You know what's funny? I really didn't want to know! In other news, whoa, my Picard guy is really miserable.
We had a nice weekend if you enjoy dinosaurs and thinking about devastatingly sad things. L’Institut de Paléontologie Humaine is currently exhibiting half a dozen REAL DINOSAUR SKELETONS so I took the dino-obsessed Loosh to see them on Saturday afternoon. His mind was sufficiently blown.
Holy sh*t, Mom, that is a motherf*ckin' Triceratops head behind me, I sh*t you not.**
**not something he actually said
He brought along a dinosaur book to help identify each skeleton. After proper identification, he then "read" outlandish claims about each one -- such as this one could swim underwater and that one could shoot lasers out of his eyes. He got defensive and ran away holding the book over his head when I asked to see the book so I could double check his facts.
This one could read your motherf*ckin' mind!**
**I apologize, folks. I'm pretty ornery tonight.
L’Institut de Paléontologie Humaine is a lovely old building but one thing bothered me and took me out of the dinosaur moment --
I am not a fan of swastika as design element
I'm supposed to be at a school meeting right now. It's the same informational meeting his teacher got mad at us for missing last year. Alex is in Spain but I had a babysitter lined up so felt pretty confident I was going to make the damn meeting this time and then everyone would LOVE ME. At school pick-up this afternoon, I cheerfully told the teacher I would see her again in an hour. I was born to attend that meeting.
Then the babysitter didn't show up. I have no idea why. So I didn't go to the meeting. Now I'm shakin' in my fashionable boots and feeling "the dread" because I know this teacher hates us now, too. I can't blame her because we've done nothing but sh*t** on important school meetings since the get-go.
Some guy came to the door today and said he had to inspect chimneys and gas lines. I said we didn't have a chimney or gas in the apartment but told him to come on in and take a look around if he wanted to verify. For reasons I'll never understand, he pointed at the ventilator duct coming out the top of our stove's ventilation hood and declared it a gas line. He jumped up on our counter and banged on the thing for awhile, declared it "blocked" and said we would need a full inspection at a later date.
So tell me the truth -- is this guy going to break in later and rob us blind? Something was weird, but I hadn't had interaction with adults all day and was happy for his bizarre company. But he got to me -- I'm now scared to turn on the ventilator hood/gas line for fear of blowing up the building.

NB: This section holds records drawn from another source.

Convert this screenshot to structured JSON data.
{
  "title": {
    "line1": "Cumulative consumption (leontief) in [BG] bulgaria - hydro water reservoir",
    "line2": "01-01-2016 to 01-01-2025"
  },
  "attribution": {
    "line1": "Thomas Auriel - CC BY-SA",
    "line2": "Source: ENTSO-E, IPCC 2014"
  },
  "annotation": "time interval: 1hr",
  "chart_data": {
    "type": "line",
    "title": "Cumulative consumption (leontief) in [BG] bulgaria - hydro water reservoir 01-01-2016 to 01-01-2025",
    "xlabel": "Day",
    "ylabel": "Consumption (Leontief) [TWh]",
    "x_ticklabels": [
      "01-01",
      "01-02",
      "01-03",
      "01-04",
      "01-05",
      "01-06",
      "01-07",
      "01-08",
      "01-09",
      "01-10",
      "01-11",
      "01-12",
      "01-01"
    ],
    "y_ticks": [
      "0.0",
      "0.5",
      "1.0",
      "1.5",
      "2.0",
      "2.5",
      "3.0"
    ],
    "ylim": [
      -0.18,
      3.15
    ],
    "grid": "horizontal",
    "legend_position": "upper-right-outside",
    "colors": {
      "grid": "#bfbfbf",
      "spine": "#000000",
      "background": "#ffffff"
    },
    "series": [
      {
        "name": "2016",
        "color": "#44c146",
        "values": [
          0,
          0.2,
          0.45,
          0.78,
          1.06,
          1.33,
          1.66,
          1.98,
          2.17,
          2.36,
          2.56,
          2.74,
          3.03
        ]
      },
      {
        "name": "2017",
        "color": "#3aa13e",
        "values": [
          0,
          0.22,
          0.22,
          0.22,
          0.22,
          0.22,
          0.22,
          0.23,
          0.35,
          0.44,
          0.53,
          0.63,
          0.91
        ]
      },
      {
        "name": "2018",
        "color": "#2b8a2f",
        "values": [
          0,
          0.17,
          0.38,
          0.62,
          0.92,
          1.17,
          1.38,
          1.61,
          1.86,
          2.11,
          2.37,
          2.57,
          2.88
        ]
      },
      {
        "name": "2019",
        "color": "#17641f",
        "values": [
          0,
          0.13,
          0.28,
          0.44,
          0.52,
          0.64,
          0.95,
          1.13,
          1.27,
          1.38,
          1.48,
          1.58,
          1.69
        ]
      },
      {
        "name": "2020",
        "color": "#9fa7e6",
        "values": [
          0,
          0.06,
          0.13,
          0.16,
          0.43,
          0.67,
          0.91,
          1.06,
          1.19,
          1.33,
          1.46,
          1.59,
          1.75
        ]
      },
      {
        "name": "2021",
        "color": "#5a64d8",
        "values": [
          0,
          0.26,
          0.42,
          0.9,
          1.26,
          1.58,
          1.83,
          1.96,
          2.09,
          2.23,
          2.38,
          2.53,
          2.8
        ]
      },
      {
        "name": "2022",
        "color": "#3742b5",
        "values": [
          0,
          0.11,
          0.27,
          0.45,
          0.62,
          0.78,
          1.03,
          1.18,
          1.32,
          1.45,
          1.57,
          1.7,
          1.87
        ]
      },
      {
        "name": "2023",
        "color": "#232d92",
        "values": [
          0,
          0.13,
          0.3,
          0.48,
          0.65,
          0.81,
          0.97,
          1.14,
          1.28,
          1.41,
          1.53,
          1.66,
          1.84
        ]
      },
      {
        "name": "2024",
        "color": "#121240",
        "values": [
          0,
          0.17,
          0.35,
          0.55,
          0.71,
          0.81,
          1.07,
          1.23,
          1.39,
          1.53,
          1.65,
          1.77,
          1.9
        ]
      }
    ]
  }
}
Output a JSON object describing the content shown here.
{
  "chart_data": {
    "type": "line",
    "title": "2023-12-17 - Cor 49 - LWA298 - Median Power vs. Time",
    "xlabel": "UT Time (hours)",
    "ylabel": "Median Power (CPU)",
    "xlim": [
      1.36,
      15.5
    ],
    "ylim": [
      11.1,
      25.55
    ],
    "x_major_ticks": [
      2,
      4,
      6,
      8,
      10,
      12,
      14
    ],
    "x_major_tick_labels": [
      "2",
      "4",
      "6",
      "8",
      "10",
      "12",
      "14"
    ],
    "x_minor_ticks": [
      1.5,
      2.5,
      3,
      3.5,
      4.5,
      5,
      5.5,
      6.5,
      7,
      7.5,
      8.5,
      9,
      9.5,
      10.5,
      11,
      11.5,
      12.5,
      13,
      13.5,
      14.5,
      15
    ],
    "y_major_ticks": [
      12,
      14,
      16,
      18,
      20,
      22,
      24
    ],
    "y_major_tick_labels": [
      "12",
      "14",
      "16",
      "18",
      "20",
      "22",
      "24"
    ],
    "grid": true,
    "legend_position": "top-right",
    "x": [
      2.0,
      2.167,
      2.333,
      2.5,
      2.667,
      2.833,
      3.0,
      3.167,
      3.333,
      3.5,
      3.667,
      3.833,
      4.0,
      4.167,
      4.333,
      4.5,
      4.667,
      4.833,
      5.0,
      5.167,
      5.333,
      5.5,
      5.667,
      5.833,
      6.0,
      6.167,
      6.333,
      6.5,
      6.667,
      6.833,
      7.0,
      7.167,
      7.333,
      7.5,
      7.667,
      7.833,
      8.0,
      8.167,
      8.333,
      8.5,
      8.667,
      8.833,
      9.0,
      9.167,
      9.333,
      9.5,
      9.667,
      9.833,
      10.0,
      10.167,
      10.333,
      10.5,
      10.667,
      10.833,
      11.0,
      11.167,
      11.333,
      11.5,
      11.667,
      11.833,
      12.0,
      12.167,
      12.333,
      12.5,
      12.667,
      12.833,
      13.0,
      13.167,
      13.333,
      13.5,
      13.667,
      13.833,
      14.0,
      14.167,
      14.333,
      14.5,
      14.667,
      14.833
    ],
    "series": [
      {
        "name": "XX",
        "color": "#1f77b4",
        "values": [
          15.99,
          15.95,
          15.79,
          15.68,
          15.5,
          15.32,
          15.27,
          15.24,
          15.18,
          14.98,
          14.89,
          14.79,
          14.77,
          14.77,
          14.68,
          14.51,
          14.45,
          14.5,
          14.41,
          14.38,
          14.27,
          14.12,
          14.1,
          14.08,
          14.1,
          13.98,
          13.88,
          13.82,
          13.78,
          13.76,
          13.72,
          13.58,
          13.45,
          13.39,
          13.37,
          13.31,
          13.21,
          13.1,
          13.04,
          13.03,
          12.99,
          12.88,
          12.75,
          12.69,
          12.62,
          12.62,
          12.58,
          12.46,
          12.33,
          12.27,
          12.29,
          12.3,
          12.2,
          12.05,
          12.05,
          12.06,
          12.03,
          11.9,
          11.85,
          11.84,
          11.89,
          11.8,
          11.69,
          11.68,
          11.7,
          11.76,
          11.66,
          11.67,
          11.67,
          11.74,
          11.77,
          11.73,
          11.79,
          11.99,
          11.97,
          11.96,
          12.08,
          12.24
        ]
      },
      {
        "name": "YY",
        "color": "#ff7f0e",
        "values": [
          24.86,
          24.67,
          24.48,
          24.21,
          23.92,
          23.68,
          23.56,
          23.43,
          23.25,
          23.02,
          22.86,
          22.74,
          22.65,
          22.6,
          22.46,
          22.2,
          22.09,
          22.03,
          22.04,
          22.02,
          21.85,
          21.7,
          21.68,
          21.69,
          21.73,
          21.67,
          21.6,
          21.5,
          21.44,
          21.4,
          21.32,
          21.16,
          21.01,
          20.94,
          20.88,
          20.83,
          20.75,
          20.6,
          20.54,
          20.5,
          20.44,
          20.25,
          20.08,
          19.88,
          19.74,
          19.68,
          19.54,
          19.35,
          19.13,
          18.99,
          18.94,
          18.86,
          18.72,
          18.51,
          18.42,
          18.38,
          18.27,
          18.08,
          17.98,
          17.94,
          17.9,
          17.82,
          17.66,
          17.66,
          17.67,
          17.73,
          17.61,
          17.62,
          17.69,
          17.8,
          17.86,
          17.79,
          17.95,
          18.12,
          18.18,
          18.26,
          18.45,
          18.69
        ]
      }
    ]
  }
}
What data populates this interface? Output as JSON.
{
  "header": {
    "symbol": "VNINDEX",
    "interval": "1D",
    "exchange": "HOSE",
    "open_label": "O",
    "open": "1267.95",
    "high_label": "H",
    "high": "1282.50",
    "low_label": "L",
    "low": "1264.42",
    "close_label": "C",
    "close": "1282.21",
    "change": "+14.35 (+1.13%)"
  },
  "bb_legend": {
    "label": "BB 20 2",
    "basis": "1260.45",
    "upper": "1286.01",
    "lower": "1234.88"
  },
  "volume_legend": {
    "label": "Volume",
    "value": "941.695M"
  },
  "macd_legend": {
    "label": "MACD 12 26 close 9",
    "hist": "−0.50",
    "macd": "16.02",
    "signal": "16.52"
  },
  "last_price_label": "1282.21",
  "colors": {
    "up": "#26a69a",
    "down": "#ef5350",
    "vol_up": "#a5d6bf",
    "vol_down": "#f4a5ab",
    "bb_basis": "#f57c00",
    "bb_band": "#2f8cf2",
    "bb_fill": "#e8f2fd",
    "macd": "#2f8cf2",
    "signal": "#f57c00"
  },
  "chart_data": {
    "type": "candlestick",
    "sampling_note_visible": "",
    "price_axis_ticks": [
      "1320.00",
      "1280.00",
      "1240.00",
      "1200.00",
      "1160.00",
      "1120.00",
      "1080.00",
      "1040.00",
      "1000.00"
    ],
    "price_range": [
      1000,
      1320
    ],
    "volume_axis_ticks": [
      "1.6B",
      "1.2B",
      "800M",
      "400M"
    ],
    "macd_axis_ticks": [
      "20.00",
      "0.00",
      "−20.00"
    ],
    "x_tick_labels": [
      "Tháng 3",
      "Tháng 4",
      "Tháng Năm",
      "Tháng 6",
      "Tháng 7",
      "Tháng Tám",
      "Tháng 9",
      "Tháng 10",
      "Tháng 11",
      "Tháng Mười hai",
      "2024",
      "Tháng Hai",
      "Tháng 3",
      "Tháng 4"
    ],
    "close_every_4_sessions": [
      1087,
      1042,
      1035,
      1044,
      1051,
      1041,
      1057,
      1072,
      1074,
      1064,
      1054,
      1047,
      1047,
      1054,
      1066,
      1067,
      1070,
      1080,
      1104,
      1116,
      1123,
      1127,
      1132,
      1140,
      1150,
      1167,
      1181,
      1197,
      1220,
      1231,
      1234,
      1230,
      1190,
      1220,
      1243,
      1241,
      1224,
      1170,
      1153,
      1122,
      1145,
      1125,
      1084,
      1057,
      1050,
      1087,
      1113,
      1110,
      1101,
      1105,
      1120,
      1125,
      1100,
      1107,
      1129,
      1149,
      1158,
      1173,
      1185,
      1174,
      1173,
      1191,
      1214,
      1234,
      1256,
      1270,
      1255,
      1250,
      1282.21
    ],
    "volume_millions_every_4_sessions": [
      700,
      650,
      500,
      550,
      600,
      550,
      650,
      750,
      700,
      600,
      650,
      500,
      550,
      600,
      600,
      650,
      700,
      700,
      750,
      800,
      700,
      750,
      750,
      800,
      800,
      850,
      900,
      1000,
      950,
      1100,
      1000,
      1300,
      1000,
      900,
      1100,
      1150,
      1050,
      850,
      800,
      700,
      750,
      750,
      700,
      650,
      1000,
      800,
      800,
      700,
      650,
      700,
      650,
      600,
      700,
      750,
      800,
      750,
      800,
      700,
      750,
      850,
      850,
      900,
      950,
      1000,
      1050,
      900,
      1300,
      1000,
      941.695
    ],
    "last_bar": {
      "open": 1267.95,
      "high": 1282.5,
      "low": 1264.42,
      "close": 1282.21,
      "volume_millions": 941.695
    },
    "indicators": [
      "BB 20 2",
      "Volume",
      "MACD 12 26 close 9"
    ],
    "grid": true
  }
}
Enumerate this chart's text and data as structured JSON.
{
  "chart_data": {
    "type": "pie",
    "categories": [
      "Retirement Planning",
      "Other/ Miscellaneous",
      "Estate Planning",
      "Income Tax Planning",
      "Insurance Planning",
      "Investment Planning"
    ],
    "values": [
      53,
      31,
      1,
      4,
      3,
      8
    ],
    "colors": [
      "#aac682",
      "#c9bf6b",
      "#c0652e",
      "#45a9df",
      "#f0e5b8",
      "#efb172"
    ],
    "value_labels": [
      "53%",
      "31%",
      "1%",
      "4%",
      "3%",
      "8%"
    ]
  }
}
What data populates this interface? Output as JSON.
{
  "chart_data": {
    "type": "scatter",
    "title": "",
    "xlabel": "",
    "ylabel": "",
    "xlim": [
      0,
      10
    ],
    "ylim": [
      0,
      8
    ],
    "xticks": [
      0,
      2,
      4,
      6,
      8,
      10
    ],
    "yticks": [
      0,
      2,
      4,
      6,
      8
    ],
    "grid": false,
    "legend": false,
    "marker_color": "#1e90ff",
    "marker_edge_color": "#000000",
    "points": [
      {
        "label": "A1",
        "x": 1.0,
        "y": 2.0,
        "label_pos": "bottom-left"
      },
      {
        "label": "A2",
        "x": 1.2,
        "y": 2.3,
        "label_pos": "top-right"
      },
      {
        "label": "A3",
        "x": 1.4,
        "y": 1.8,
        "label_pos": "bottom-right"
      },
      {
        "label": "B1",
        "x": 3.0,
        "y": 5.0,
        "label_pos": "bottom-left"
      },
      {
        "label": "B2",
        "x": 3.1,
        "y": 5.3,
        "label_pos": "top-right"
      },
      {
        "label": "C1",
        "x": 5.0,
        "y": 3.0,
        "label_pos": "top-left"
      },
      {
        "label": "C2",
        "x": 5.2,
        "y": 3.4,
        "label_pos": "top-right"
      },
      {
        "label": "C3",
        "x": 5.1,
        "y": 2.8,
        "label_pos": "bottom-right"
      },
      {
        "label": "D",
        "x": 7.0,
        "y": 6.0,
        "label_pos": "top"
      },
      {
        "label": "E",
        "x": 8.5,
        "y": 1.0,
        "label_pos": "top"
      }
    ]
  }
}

One more thing before I go. Sunday, obviously, was September 11th. I very much felt the need to do something to commemorate the day so I took Lucien to the memorial ceremony at Trocadero. On the metro ride there, I gave Lucien a very rudimentary explanation of where we were going and why, basically how we needed to think about our country on that day because something very sad happened there ten years ago. Thankfully, he didn't ask too many in-depth questions because I have no idea how to explain something so horrible to someone who thinks the worst thing a person can do is call someone else "poo-poo face."
It was a moving tribute at Trocadero. The mayor of Paris was there alongside the American ambassador. A choir sang the French and U.S. national anthems back-to-back, and various people gave speeches about how the day changed the entire world and the entire world mourned. The official ceremony lasted between the exact times, ten years ago, when the first plane hit through when the second tower fell. There were tears, of course, including mine, because all Americans still feel the events of that day in a visceral, raw way.
I was brought to tears by the horror of the events of 9/11, but also by the show of solidarity by the French. I'm so grateful they gave us somewhere to go, something to do. Otherwise, we would have been sitting at home or wandering around the neighborhood pretending it was a normal day when it wasn't a normal day.
This is a group of French firefighters who showed up carrying American flags. Several wore FDNY hats. They were somber, and sincere.
We didn't stay for the whole ceremony. The intense security repeatedly reminded me it may not have been the safest place to bring Lucien. By the third time we saw a group of cops run past us full speed to surround someone, I decided it was time to go. The terrorists scared MJ away from the 9/11 memorial ceremony, and for that I'm not exactly proud.
Thank you, just thank you, France, for giving a sh*t** about our pain.
**not ornery, I really mean that one.
Lucien took a spin on the carousel on our walk back to the metro. It felt good to watch Lucien, head thrown back laughing out loud, after re-living that day ten years ago. I didn't even care I was watching him in the middle of a downpour.
Phew. Done. Cleansed.
In more upbeat news, I've now received several emails on the subject and am pleased to report "assorted toast" is sweeping several nations.